Overview
For this assignment, you must write a C++ program that will render spheres and triangles using ray tracing. The input is in a subset of the Polyray (.pi) text file format, containing information about the view and objects in the scene. You will read a .pi scene from a file, and ray trace the single image described there. Rays that hit an object should be rendered in the object's "diffuse" color, while rays that do not hit any object should use the background color of the scene. Do not try to include any of the more advanced ray tracing features you may read about (shadows, reflection, refraction, lights, etc.), we will get to those later. Your output should be an image file in PPM format.
Assignment Goals
The primary goals of this assignment are:
- Get experience converting vector equations into code
- Parse input file into appropriate data structures
- Compute ray directions over an image
- Compute ray-sphere and ray-triangle intersections
Output
Your output should be a file named "trace.ppm" in the PROJECT_BUILD_DIR directory. Once you are happy with this file, copy it into the trace directory and commit it.
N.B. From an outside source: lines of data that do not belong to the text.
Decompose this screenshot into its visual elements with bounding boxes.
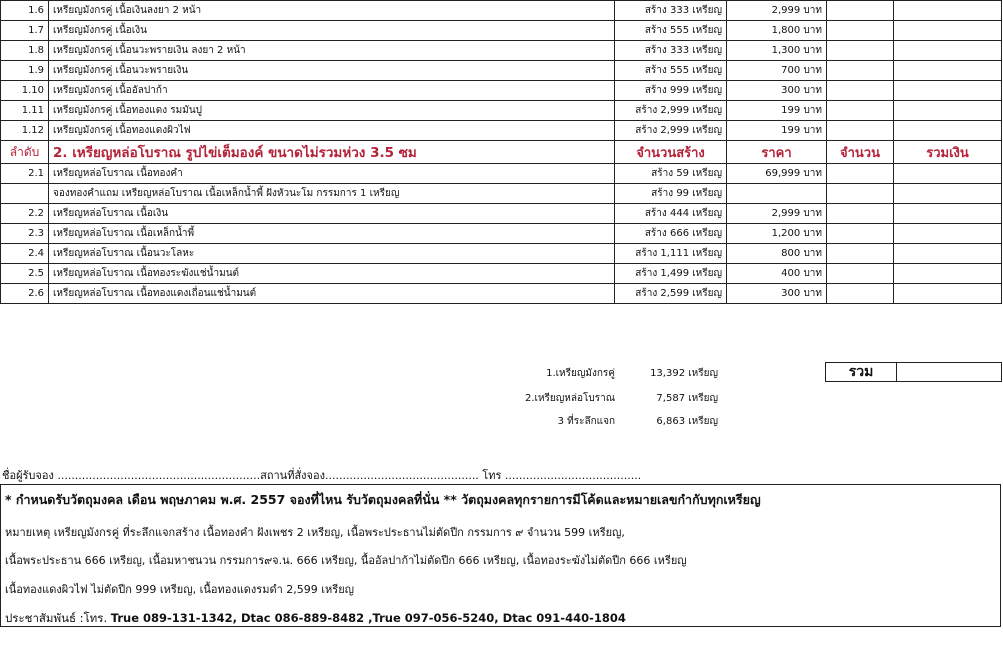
count-cell[interactable]	[827, 224, 894, 244]
table-row	[1, 1, 1002, 21]
contact-line	[5, 610, 626, 628]
count-cell[interactable]	[827, 81, 894, 101]
row-number: 2.4	[1, 244, 49, 264]
remark-line-2: เนื้อพระประธาน 666 เหรียญ, เนื้อมหาชนวน กรรมการ๙จ.น. 666 เหรียญ, นื้ออัลปาก้าไม่ตัดปีก 666 เหรียญ, เนื้อทองระฆังไม่ตัดปีก 666 เหรียญ	[5, 554, 687, 567]
item-name: เหรียญมังกรคู่ เนื้อเงิน	[49, 21, 615, 41]
item-quantity: สร้าง 1,111 เหรียญ	[615, 244, 727, 264]
order-column-header: ลำดับ	[1, 141, 49, 164]
total-cell[interactable]	[894, 61, 1002, 81]
table-row	[1, 244, 1002, 264]
item-name: เหรียญมังกรคู่ เนื้อนวะพรายเงิน ลงยา 2 หน้า	[49, 41, 615, 61]
count-cell[interactable]	[827, 184, 894, 204]
item-name: เหรียญหล่อโบราณ เนื้อทองแดงเถื่อนแช่น้ำมนต์	[49, 284, 615, 304]
item-quantity: สร้าง 666 เหรียญ	[615, 224, 727, 244]
row-number: 2.6	[1, 284, 49, 304]
summary-value: 13,392 เหรียญ	[650, 368, 718, 379]
item-quantity: สร้าง 333 เหรียญ	[615, 41, 727, 61]
count-cell[interactable]	[827, 204, 894, 224]
item-price: 1,200 บาท	[727, 224, 827, 244]
table-row	[1, 101, 1002, 121]
summary-value: 6,863 เหรียญ	[656, 416, 718, 427]
row-number: 2.1	[1, 164, 49, 184]
count-cell[interactable]	[827, 164, 894, 184]
item-quantity: สร้าง 59 เหรียญ	[615, 164, 727, 184]
row-number: 1.11	[1, 101, 49, 121]
total-cell[interactable]	[894, 184, 1002, 204]
total-cell[interactable]	[894, 204, 1002, 224]
total-cell[interactable]	[894, 224, 1002, 244]
total-cell[interactable]	[894, 81, 1002, 101]
item-quantity: สร้าง 999 เหรียญ	[615, 81, 727, 101]
item-quantity: สร้าง 2,999 เหรียญ	[615, 101, 727, 121]
total-cell[interactable]	[894, 21, 1002, 41]
table-row	[1, 21, 1002, 41]
item-price: 1,800 บาท	[727, 21, 827, 41]
summary-label: 1.เหรียญมังกรคู่	[546, 368, 615, 379]
table-row	[1, 264, 1002, 284]
count-column-header: จำนวน	[827, 141, 894, 164]
table-row	[1, 204, 1002, 224]
item-quantity: สร้าง 555 เหรียญ	[615, 61, 727, 81]
table-row	[1, 81, 1002, 101]
item-price: 199 บาท	[727, 101, 827, 121]
count-cell[interactable]	[827, 21, 894, 41]
row-number: 2.3	[1, 224, 49, 244]
item-quantity: สร้าง 555 เหรียญ	[615, 21, 727, 41]
table-row	[1, 224, 1002, 244]
section-header-row	[1, 141, 1002, 164]
total-cell[interactable]	[894, 101, 1002, 121]
item-price: 300 บาท	[727, 284, 827, 304]
item-price: 1,300 บาท	[727, 41, 827, 61]
table-row	[1, 41, 1002, 61]
item-name: เหรียญมังกรคู่ เนื้ออัลปาก้า	[49, 81, 615, 101]
table-row	[1, 61, 1002, 81]
row-number	[1, 184, 49, 204]
total-cell[interactable]	[894, 264, 1002, 284]
row-number: 1.9	[1, 61, 49, 81]
grand-total-value[interactable]	[897, 363, 1001, 381]
item-quantity: สร้าง 444 เหรียญ	[615, 204, 727, 224]
row-number: 2.2	[1, 204, 49, 224]
count-cell[interactable]	[827, 284, 894, 304]
count-cell[interactable]	[827, 1, 894, 21]
pickup-note: * กำหนดรับวัตถุมงคล เดือน พฤษภาคม พ.ศ. 2557 จองที่ไหน รับวัตถุมงคลที่นั่น ** วัตถุมงคลทุกรายการมีโค้ดและหมายเลขกำกับทุกเหรียญ	[5, 492, 761, 507]
item-quantity: สร้าง 2,999 เหรียญ	[615, 121, 727, 141]
count-cell[interactable]	[827, 61, 894, 81]
grand-total-box	[825, 362, 1002, 382]
total-cell[interactable]	[894, 284, 1002, 304]
item-name: เหรียญหล่อโบราณ เนื้อเหล็กน้ำพี้	[49, 224, 615, 244]
row-number: 1.8	[1, 41, 49, 61]
count-cell[interactable]	[827, 244, 894, 264]
notes-box	[0, 484, 1001, 627]
row-number: 1.12	[1, 121, 49, 141]
item-name: เหรียญหล่อโบราณ เนื้อนวะโลหะ	[49, 244, 615, 264]
item-name: เหรียญมังกรคู่ เนื้อทองแดง รมมันปู	[49, 101, 615, 121]
count-cell[interactable]	[827, 264, 894, 284]
total-cell[interactable]	[894, 41, 1002, 61]
item-quantity: สร้าง 2,599 เหรียญ	[615, 284, 727, 304]
section-title: 2. เหรียญหล่อโบราณ รูปไข่เต็มองค์ ขนาดไม่รวมห่วง 3.5 ซม	[49, 141, 615, 164]
summary-label: 3 ที่ระลึกแจก	[557, 416, 615, 427]
item-price: 800 บาท	[727, 244, 827, 264]
item-price: 2,999 บาท	[727, 1, 827, 21]
item-price: 300 บาท	[727, 81, 827, 101]
quantity-column-header: จำนวนสร้าง	[615, 141, 727, 164]
item-name: เหรียญหล่อโบราณ เนื้อทองคำ	[49, 164, 615, 184]
item-name: เหรียญมังกรคู่ เนื้อเงินลงยา 2 หน้า	[49, 1, 615, 21]
price-column-header: ราคา	[727, 141, 827, 164]
item-price: 199 บาท	[727, 121, 827, 141]
item-price	[727, 184, 827, 204]
row-number: 1.10	[1, 81, 49, 101]
remark-line-3: เนื้อทองแดงผิวไฟ ไม่ตัดปีก 999 เหรียญ, เนื้อทองแดงรมดำ 2,599 เหรียญ	[5, 583, 355, 596]
item-price: 400 บาท	[727, 264, 827, 284]
table-row	[1, 184, 1002, 204]
total-cell[interactable]	[894, 121, 1002, 141]
total-cell[interactable]	[894, 244, 1002, 264]
row-number: 1.6	[1, 1, 49, 21]
item-name: จองทองคำแถม เหรียญหล่อโบราณ เนื้อเหล็กน้ำพี้ ฝังหัวนะโม กรรมการ 1 เหรียญ	[49, 184, 615, 204]
summary-value: 7,587 เหรียญ	[656, 393, 718, 404]
signature-line: ชื่อผู้รับจอง ..........................................................สถานที่สั่งจอง............................................ โทร .......................................	[2, 469, 642, 482]
row-number: 2.5	[1, 264, 49, 284]
item-price: 2,999 บาท	[727, 204, 827, 224]
count-cell[interactable]	[827, 121, 894, 141]
total-cell[interactable]	[894, 164, 1002, 184]
grand-total-label: รวม	[826, 363, 897, 381]
item-name: เหรียญมังกรคู่ เนื้อทองแดงผิวไฟ	[49, 121, 615, 141]
summary-label: 2.เหรียญหล่อโบราณ	[524, 393, 615, 404]
table-row	[1, 164, 1002, 184]
item-quantity: สร้าง 1,499 เหรียญ	[615, 264, 727, 284]
remark-line-1: หมายเหตุ เหรียญมังกรคู่ ที่ระลึกแจกสร้าง เนื้อทองคำ ฝังเพชร 2 เหรียญ, เนื้อพระประธานไม่ตัดปีก กรรมการ ๙ จำนวน 599 เหรียญ,	[5, 526, 625, 539]
item-name: เหรียญหล่อโบราณ เนื้อเงิน	[49, 204, 615, 224]
total-column-header: รวมเงิน	[894, 141, 1002, 164]
contact-phones: True 089-131-1342, Dtac 086-889-8482 ,True 097-056-5240, Dtac 091-440-1804	[110, 611, 626, 625]
contact-prefix: ประชาสัมพันธ์ :โทร.	[5, 611, 111, 625]
item-name: เหรียญมังกรคู่ เนื้อนวะพรายเงิน	[49, 61, 615, 81]
price-table	[0, 0, 1002, 304]
item-quantity: สร้าง 333 เหรียญ	[615, 1, 727, 21]
item-price: 69,999 บาท	[727, 164, 827, 184]
table-row	[1, 284, 1002, 304]
count-cell[interactable]	[827, 41, 894, 61]
table-row	[1, 121, 1002, 141]
item-name: เหรียญหล่อโบราณ เนื้อทองระฆังแช่น้ำมนต์	[49, 264, 615, 284]
count-cell[interactable]	[827, 101, 894, 121]
row-number: 1.7	[1, 21, 49, 41]
total-cell[interactable]	[894, 1, 1002, 21]
item-price: 700 บาท	[727, 61, 827, 81]
item-quantity: สร้าง 99 เหรียญ	[615, 184, 727, 204]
We are using the PPM image file format because it is exceedingly simple to write. See the specification for details. You are free to use the trace assn0 code as a basis. PPM colors use unsigned bytes, but colors in the .pi files are floating point numbers between 0 and 1. I recommend using floating point colors until it is time to assign the color into an image pixel. At that point, you should clamp the color to the 0-1 range (to avoid overflow), multiply by 255, and cast to unsigned char.
Other people's code
Ray tracing is a popular rendering technique, and the internet contains lots of resources for ray tracers in general and things like ray-object intersection in particular. Other than the assn0 sample code, YOU MAY NOT USE ANY OUTSIDE CODE. All code that you use must be strictly your own.
Strategy
This is a big assignment. Start NOW, or you will probably not finish. No, really, I promise you will not be able to do it in the last two days. Even before we get to all of the details of the ray tracing itself, you can still start working on your file parsing.
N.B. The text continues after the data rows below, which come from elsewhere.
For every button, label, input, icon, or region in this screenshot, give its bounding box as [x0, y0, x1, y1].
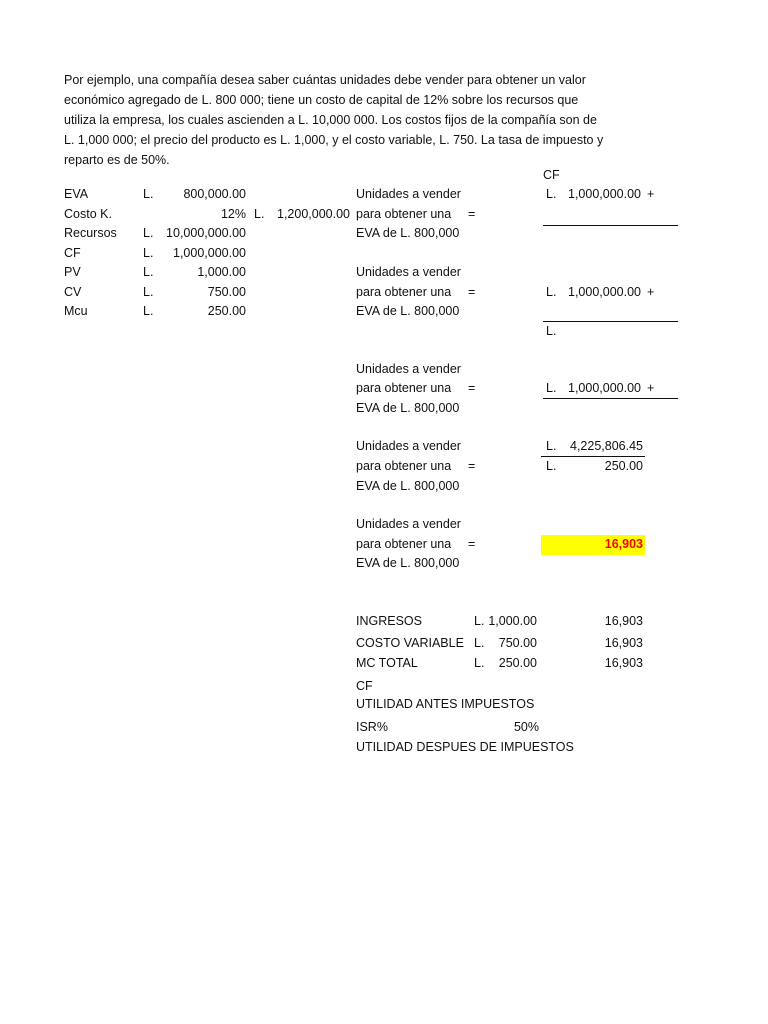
currency-symbol: L. — [474, 656, 485, 670]
formula-label: Unidades a vender — [356, 362, 461, 376]
currency-symbol: L. — [546, 285, 557, 299]
currency-symbol: L. — [143, 226, 154, 240]
formula-label: Unidades a vender — [356, 517, 461, 531]
income-qty: 16,903 — [604, 614, 643, 628]
formula-label: para obtener una — [356, 207, 452, 221]
result-units: 16,903 — [604, 537, 643, 551]
row-label: CF — [64, 246, 81, 260]
fraction-line — [543, 398, 678, 399]
intro-line: reparto es de 50%. — [64, 153, 170, 167]
income-label: UTILIDAD DESPUES DE IMPUESTOS — [356, 740, 574, 754]
formula-label: para obtener una — [356, 537, 452, 551]
fraction-line — [543, 321, 678, 322]
currency-symbol: L. — [143, 285, 154, 299]
numerator-value: 4,225,806.45 — [570, 439, 643, 453]
plus-sign: + — [647, 285, 655, 299]
income-label: COSTO VARIABLE — [356, 636, 464, 650]
row-value: 12% — [220, 207, 246, 221]
formula-label: Unidades a vender — [356, 439, 461, 453]
income-label: MC TOTAL — [356, 656, 418, 670]
income-label: INGRESOS — [356, 614, 422, 628]
row-value: 750.00 — [207, 285, 246, 299]
plus-sign: + — [647, 187, 655, 201]
formula-label: para obtener una — [356, 459, 452, 473]
formula-label: EVA de L. 800,000 — [356, 304, 460, 318]
capital-cost-value: 1,200,000.00 — [277, 207, 350, 221]
currency-symbol: L. — [546, 439, 557, 453]
intro-line: L. 1,000 000; el precio del producto es L. 1,000, y el costo variable, L. 750. La tasa de impuesto y — [64, 133, 604, 147]
income-label: ISR% — [356, 720, 388, 734]
formula-label: Unidades a vender — [356, 265, 461, 279]
currency-symbol: L. — [143, 265, 154, 279]
equals-sign: = — [468, 207, 476, 221]
income-qty: 16,903 — [604, 656, 643, 670]
currency-symbol: L. — [474, 614, 485, 628]
income-label: UTILIDAD ANTES IMPUESTOS — [356, 697, 535, 711]
plus-sign: + — [647, 381, 655, 395]
equals-sign: = — [468, 381, 476, 395]
formula-label: EVA de L. 800,000 — [356, 479, 460, 493]
tax-rate: 50% — [513, 720, 539, 734]
numerator-value: 1,000,000.00 — [568, 381, 641, 395]
income-unit-value: 750.00 — [498, 636, 537, 650]
row-value: 1,000.00 — [197, 265, 246, 279]
currency-symbol: L. — [546, 187, 557, 201]
income-label: CF — [356, 679, 373, 693]
row-value: 1,000,000.00 — [173, 246, 246, 260]
formula-label: EVA de L. 800,000 — [356, 556, 460, 570]
formula-label: para obtener una — [356, 285, 452, 299]
row-value: 10,000,000.00 — [166, 226, 246, 240]
numerator-value: 1,000,000.00 — [568, 187, 641, 201]
intro-paragraph — [64, 70, 624, 170]
currency-symbol: L. — [546, 381, 557, 395]
formula-label: Unidades a vender — [356, 187, 461, 201]
intro-line: utiliza la empresa, los cuales ascienden a L. 10,000 000. Los costos fijos de la compañía son de — [64, 113, 597, 127]
intro-line: Por ejemplo, una compañía desea saber cuántas unidades debe vender para obtener un valor — [64, 73, 586, 87]
currency-symbol: L. — [546, 324, 557, 338]
formula-label: EVA de L. 800,000 — [356, 401, 460, 415]
row-label: PV — [64, 265, 81, 279]
row-label: EVA — [64, 187, 89, 201]
row-label: CV — [64, 285, 82, 299]
formula-label: EVA de L. 800,000 — [356, 226, 460, 240]
equals-sign: = — [468, 459, 476, 473]
row-label: Mcu — [64, 304, 88, 318]
income-qty: 16,903 — [604, 636, 643, 650]
numerator-value: 1,000,000.00 — [568, 285, 641, 299]
formula-label: para obtener una — [356, 381, 452, 395]
row-value: 250.00 — [207, 304, 246, 318]
income-unit-value: 250.00 — [498, 656, 537, 670]
currency-symbol: L. — [546, 459, 557, 473]
currency-symbol: L. — [143, 187, 154, 201]
equals-sign: = — [468, 537, 476, 551]
denominator-value: 250.00 — [604, 459, 643, 473]
intro-line: económico agregado de L. 800 000; tiene un costo de capital de 12% sobre los recursos que — [64, 93, 579, 107]
equals-sign: = — [468, 285, 476, 299]
fraction-line — [543, 225, 678, 226]
currency-symbol: L. — [474, 636, 485, 650]
row-label: Costo K. — [64, 207, 112, 221]
currency-symbol: L. — [143, 246, 154, 260]
income-unit-value: 1,000.00 — [488, 614, 537, 628]
row-value: 800,000.00 — [183, 187, 246, 201]
row-label: Recursos — [64, 226, 117, 240]
currency-symbol: L. — [143, 304, 154, 318]
currency-symbol: L. — [254, 207, 265, 221]
cf-header: CF — [543, 168, 560, 182]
I have created a separate page with some additional development suggestions.
What to turn in
Turn in this assignment electronically by pushing your source code to your class git repository by 11:59 PM on the day of the deadline and tagging the commit assn1. Do your development in the trace directory so we can find it.
Submit an image of your output for balls3-color.pi, replacing the trace/trace.ppm file. If you are a graduate student, also include a second ppm file in your trace directory with your output for gears2.pi.
Include a gfx26/assn1.txt file at the top level of your repository telling us about your assignment. Tell us what works, and what does not. Also tell us what (if any) help you received from books, web sites, or people other than the instructor and TA.
You must make multiple commits along the way with useful checkin messages. We will be looking at your development process, so a complete and perfectly working ray tracer submitted in a single checkin one minute before the deadline will NOT get full credit. Individual checkins of complete files one at a time will not count as incremental commits. Do be sure to check in all of your source code, but no build files, log files, generated images, zip files, libraries, or other non-code content.